Die neuen Häuser sind als mehrgeschossige Wohnbauten mit Klinkerfassade geplant. Architektenentwürfe zeigen eine ruhige, robuste Fassadengestaltung, die sich an der norddeutschen Backsteintradition orientiert und das Straßenbild des Viertels aufnehmen soll. Nach Angaben der Verantwortlichen richtet sich das Angebot insbesondere an Familien; es sollen deshalb vermehrt größere Wohnungen entstehen.

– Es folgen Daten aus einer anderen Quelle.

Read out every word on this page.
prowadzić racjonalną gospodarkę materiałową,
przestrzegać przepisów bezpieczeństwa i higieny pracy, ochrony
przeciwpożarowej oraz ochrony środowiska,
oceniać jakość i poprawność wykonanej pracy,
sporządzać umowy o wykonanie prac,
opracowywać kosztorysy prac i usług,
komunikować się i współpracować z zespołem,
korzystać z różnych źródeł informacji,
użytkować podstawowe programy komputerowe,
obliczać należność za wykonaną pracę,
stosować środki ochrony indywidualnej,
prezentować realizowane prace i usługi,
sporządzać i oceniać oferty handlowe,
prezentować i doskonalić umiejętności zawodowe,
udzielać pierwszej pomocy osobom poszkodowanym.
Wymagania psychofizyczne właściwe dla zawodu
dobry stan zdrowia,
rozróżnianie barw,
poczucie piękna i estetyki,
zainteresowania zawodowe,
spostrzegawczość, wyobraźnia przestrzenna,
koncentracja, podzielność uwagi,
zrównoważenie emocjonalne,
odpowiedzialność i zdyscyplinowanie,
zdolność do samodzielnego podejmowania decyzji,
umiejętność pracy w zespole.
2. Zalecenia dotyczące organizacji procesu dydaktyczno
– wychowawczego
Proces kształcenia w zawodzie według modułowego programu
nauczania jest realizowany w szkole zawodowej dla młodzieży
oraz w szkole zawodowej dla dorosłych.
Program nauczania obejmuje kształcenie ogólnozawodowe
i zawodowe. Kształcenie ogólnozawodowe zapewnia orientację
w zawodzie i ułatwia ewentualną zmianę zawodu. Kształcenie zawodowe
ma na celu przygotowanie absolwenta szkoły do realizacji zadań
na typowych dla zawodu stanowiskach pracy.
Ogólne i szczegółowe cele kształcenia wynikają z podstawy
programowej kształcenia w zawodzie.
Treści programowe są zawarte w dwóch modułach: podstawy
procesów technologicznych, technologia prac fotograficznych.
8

Die Stadttochter SAGA betont, dass mit dem Projekt nicht nur Wohnraum geschaffen werden soll, sondern auch qualitative Verbesserungen am Quartier geplant sind. Während der Bauphase rechnen Anwohnerinnen und Anwohner mit Einschränkungen durch Baufahrzeuge und Lärm, zugleich hoffen Nachbarschaften auf eine nachhaltige Aufwertung des Umfelds.
Das Projekt steht in einem größeren städtischen Kontext: Hamburg reagiert seit Jahren auf wachsende Nachfrage nach bezahlbarem Wohnraum. Solche Neubauvorhaben werden in der Debatte über soziale Durchmischung und bezahlbare Mieten regelmäßig diskutiert. Details zu Wohnungsgrößen, Mietpreisbindung und möglicher Vergabe an lokale Haushalte sollen in den nächsten Monaten konkretisiert werden.
Die Baupläne stammen von Gerber Architekten; Visualisierungen zeigen die geplante Optik und Fügung der Neubauten zum bestehenden Straßenraum. Die kommenden Jahre werden zeigen, ob das Vorhaben die Erwartungen der Stadt und der Bewohnerinnen und Bewohner erfüllen kann.